Arrived in stadium parking the same time he did.
Brushed his hand while getting on the shuttle-totally on accident. [for reals] It happened while I tried to stop myself from tripping over his feet. Marvelous.
Waved to him from the back of the bus when it looked like he glanced over.
Walked behind him the whole way to the engineering building, and then when he finally turned to look at me while holding open the door he realized, that it was me.
Felt weird. Then saw the headphones. Ah, enlightenment.
Later, Matt walked in. I only know his first name. But it's a great first name.
He was wearing an attractive coat and as he slid his manly self past the front of my desk I went to say something and he beat me to it:
"Man, I must be really tired this morning."
Nothing says "breakfast" like a left over chicken delight and some salt water.
I should probably start eating more than just my fingernails and Crystal Light.

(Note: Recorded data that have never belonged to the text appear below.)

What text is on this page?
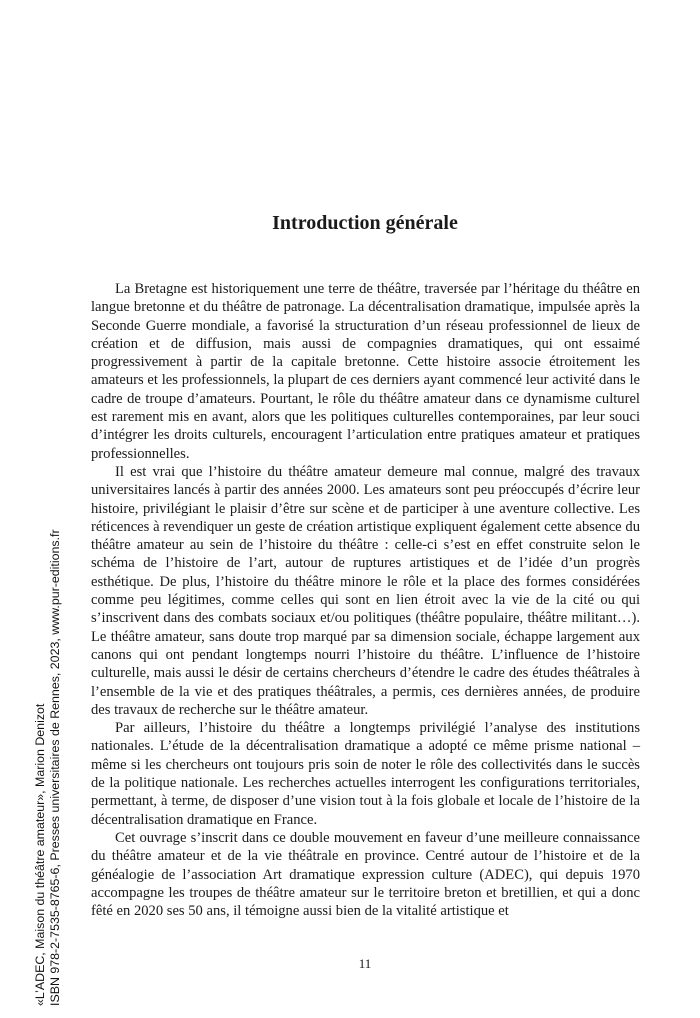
Introduction générale

La Bretagne est historiquement une terre de théâtre, traversée par l’héritage du théâtre en langue bretonne et du théâtre de patronage. La décentralisation dramatique, impulsée après la Seconde Guerre mondiale, a favorisé la structuration d’un réseau professionnel de lieux de création et de diffusion, mais aussi de compagnies dramatiques, qui ont essaimé progressivement à partir de la capitale bretonne. Cette histoire associe étroitement les amateurs et les professionnels, la plupart de ces derniers ayant commencé leur activité dans le cadre de troupe d’amateurs. Pourtant, le rôle du théâtre amateur dans ce dynamisme culturel est rarement mis en avant, alors que les politiques culturelles contemporaines, par leur souci d’intégrer les droits culturels, encouragent l’articulation entre pratiques amateur et pratiques professionnelles.

Il est vrai que l’histoire du théâtre amateur demeure mal connue, malgré des travaux universitaires lancés à partir des années 2000. Les amateurs sont peu préoccupés d’écrire leur histoire, privilégiant le plaisir d’être sur scène et de participer à une aventure collective. Les réticences à revendiquer un geste de création artistique expliquent également cette absence du théâtre amateur au sein de l’histoire du théâtre : celle-ci s’est en effet construite selon le schéma de l’histoire de l’art, autour de ruptures artistiques et de l’idée d’un progrès esthétique. De plus, l’histoire du théâtre minore le rôle et la place des formes considérées comme peu légitimes, comme celles qui sont en lien étroit avec la vie de la cité ou qui s’inscrivent dans des combats sociaux et/ou politiques (théâtre populaire, théâtre militant…). Le théâtre amateur, sans doute trop marqué par sa dimension sociale, échappe largement aux canons qui ont pendant longtemps nourri l’histoire du théâtre. L’influence de l’histoire culturelle, mais aussi le désir de certains chercheurs d’étendre le cadre des études théâtrales à l’ensemble de la vie et des pratiques théâtrales, a permis, ces dernières années, de produire des travaux de recherche sur le théâtre amateur.

Par ailleurs, l’histoire du théâtre a longtemps privilégié l’analyse des institutions nationales. L’étude de la décentralisation dramatique a adopté ce même prisme national – même si les chercheurs ont toujours pris soin de noter le rôle des collectivités dans le succès de la politique nationale. Les recherches actuelles interrogent les configurations territoriales, permettant, à terme, de disposer d’une vision tout à la fois globale et locale de l’histoire de la décentralisation dramatique en France.

Cet ouvrage s’inscrit dans ce double mouvement en faveur d’une meilleure connaissance du théâtre amateur et de la vie théâtrale en province. Centré autour de l’histoire et de la généalogie de l’association Art dramatique expression culture (ADEC), qui depuis 1970 accompagne les troupes de théâtre amateur sur le territoire breton et bretillien, et qui a donc fêté en 2020 ses 50 ans, il témoigne aussi bien de la vitalité artistique et

11
«L’ADEC, Maison du théâtre amateur», Marion Denizot ISBN 978-2-7535-8765-6, Presses universitaires de Rennes, 2023, www.pur-editions.fr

If I were ever to blackmail someone, it would be to get a pound of frankincense, just to see what it looked like.
FHE: "Just pick one!"
And later skipping Institute Choir because the alternative was very enjoyable.
So what about today?
To tell those people, and let them know the deal goes down at 4, OR to go alone and try to gain some kind of guidance? And what about him? Is courage and indifference something I'm going to have to keep faking, or can I break down and let him see the raw hurt that's still festering underneath this play. And which will make me a better, more puzzle pieced together type? Or is the whole point to have a little bit missing so the search never stops?